A la lecture des avis émanant aussi bien du Centre Y.________ que de
l'Hôpital X.________, il est constant qu'une comorbidité psychiatrique, d'une
acuité et d'une durée importantes, n'est pas associée au trouble somatoforme
douloureux. En effet, ce trouble s'accompagne d'un état dépressif léger et de
traits passifs-agressifs de la personnalité, qui ne sont d'ailleurs pas
traités.

Quant aux autres critères retenus par la jurisprudence, singulièrement la
chronicité des douleurs ainsi que l'échec de mesures de réhabilitation, il
faut constater que les experts du Centre Y.________ ont admis que les
douleurs n'empêcheraient pas le recourant de mettre sa capacité de travail à
profit et que des mesures de réadaptation d'ordre professionnel n'étaient pas
à exclure d'emblée (rapport du 7 septembre 1999, p. 18). En outre, le
recourant demeure intégré socialement, dès lors qu'il s'occupe de ses deux
plus jeunes enfants, qu'il entretient des contacts assez réguliers avec ses
deux frères habitant en Suisse, ainsi qu'avec plusieurs beaux-frères et
plusieurs neveux habitant la région (rapport du 7 septembre 1999, p. 7).

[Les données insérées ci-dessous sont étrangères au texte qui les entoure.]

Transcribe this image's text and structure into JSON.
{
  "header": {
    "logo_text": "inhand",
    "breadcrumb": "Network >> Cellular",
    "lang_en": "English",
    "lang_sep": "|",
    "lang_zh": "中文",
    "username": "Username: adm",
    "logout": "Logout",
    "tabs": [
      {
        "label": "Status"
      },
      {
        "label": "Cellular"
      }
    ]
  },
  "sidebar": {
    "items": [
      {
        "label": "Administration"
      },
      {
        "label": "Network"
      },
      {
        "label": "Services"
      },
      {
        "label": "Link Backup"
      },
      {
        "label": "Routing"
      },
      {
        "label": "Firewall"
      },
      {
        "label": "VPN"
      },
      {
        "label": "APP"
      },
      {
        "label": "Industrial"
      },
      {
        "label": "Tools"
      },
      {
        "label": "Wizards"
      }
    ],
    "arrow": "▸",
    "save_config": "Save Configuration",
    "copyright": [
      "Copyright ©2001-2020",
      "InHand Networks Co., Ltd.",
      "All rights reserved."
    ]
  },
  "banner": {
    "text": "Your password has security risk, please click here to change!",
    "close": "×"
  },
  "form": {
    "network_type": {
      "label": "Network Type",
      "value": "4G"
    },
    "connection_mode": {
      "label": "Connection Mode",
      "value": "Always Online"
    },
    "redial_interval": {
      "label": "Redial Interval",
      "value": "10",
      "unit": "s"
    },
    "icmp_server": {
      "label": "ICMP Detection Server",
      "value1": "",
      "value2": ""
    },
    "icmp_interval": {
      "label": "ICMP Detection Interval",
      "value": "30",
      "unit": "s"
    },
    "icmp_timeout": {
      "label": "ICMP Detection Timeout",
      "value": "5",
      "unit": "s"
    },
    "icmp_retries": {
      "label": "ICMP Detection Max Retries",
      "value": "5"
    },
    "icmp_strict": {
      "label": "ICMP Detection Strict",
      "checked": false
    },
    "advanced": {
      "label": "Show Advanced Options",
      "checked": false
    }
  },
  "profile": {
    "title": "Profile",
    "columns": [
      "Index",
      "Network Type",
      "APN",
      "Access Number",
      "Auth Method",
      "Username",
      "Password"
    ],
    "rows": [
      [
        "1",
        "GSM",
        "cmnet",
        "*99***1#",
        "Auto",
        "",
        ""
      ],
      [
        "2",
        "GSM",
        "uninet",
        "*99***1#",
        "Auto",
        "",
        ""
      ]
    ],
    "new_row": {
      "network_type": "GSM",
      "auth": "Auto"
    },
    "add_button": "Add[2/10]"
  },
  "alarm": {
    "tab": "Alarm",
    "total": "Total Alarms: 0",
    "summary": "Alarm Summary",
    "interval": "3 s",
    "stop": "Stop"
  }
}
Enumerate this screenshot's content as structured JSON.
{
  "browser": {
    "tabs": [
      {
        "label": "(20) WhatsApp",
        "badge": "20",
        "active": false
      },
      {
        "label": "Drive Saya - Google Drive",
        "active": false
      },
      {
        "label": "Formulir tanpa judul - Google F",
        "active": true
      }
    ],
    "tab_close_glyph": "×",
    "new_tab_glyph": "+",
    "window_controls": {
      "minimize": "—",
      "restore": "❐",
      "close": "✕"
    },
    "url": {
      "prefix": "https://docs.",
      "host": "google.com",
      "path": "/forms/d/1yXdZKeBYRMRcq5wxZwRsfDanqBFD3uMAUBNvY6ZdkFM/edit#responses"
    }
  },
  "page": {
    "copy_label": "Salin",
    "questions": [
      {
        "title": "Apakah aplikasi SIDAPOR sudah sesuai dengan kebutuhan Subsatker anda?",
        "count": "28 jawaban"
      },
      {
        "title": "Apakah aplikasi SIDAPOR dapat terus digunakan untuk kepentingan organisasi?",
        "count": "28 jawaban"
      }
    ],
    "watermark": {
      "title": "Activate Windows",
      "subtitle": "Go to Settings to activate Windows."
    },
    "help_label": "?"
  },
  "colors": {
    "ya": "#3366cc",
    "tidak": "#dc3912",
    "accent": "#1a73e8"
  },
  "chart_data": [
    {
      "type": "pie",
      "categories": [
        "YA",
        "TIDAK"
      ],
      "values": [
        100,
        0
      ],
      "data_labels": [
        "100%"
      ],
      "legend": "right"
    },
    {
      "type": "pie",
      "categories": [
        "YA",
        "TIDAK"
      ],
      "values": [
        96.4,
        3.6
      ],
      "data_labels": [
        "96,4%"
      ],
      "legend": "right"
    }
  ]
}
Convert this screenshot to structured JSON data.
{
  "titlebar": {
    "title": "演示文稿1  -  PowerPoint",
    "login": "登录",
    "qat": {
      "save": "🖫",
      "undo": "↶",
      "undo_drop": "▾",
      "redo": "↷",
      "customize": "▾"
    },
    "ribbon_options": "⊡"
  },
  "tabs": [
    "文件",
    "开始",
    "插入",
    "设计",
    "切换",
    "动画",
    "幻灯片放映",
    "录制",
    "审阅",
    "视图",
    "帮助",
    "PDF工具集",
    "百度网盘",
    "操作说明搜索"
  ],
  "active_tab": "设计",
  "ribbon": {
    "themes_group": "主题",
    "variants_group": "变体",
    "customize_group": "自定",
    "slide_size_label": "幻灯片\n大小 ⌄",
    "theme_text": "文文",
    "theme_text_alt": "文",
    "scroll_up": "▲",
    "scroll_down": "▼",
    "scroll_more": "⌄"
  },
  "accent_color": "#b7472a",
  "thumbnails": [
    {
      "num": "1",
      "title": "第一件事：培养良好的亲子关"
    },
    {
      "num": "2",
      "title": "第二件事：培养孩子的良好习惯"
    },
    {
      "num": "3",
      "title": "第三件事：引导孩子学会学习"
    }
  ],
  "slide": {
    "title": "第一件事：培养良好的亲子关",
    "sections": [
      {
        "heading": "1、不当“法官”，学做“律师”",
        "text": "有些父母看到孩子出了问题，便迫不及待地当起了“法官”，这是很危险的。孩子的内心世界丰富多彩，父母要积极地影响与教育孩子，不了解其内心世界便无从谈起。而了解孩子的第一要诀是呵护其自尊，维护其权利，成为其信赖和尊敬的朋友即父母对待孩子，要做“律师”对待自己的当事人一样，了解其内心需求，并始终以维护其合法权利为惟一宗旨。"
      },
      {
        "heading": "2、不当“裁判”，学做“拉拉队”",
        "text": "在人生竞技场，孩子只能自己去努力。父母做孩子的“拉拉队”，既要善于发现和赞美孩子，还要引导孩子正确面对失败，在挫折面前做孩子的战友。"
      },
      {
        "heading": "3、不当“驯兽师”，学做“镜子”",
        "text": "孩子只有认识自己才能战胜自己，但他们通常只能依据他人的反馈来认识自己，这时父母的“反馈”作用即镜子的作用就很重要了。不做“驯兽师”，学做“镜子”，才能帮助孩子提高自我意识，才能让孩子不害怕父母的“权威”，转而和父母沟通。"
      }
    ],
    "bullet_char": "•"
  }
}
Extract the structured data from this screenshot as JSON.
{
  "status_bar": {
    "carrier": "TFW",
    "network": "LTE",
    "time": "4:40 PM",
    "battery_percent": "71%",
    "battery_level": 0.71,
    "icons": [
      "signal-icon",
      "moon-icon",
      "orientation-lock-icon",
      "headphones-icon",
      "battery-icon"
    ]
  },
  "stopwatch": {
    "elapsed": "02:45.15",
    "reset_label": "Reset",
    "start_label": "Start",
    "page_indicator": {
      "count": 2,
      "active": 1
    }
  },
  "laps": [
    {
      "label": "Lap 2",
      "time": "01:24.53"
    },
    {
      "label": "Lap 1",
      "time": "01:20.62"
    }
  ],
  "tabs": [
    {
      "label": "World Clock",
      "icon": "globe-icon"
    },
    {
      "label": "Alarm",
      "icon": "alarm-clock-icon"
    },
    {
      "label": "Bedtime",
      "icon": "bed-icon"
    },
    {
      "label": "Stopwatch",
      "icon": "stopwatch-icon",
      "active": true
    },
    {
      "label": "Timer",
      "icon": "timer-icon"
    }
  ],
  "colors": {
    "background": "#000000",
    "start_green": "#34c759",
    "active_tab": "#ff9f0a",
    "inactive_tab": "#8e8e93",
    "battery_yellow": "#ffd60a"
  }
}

Dans ces conditions, on doit nier - d'un point de vue juridique - qu'une mise
en valeur de la capacité de travail du recourant, jugée complète au plan
somatique dans une activité adaptée, ne puisse plus entièrement être exigée
de sa part. C'est dès lors à juste titre que la juridiction de recours a
réformé la décision administrative et supprimé la demi-rente, car le taux
d'invalidité de 23 % (qui n'est ni contesté en tant que tel ni sujet à
discussion) n'ouvre pas droit à cette prestation (art. 28 al. 1 LAI). Le
recours est mal fondé.

Par ces motifs, le Tribunal fédéral des assurances prononce:

1.
Le recours est rejeté.

2.
Il n'est pas perçu de frais de justice.

3.
Le présent arrêt sera communiqué aux parties, au Tribunal des assurances du
canton de Vaud et à l'Office fédéral des assurances sociales.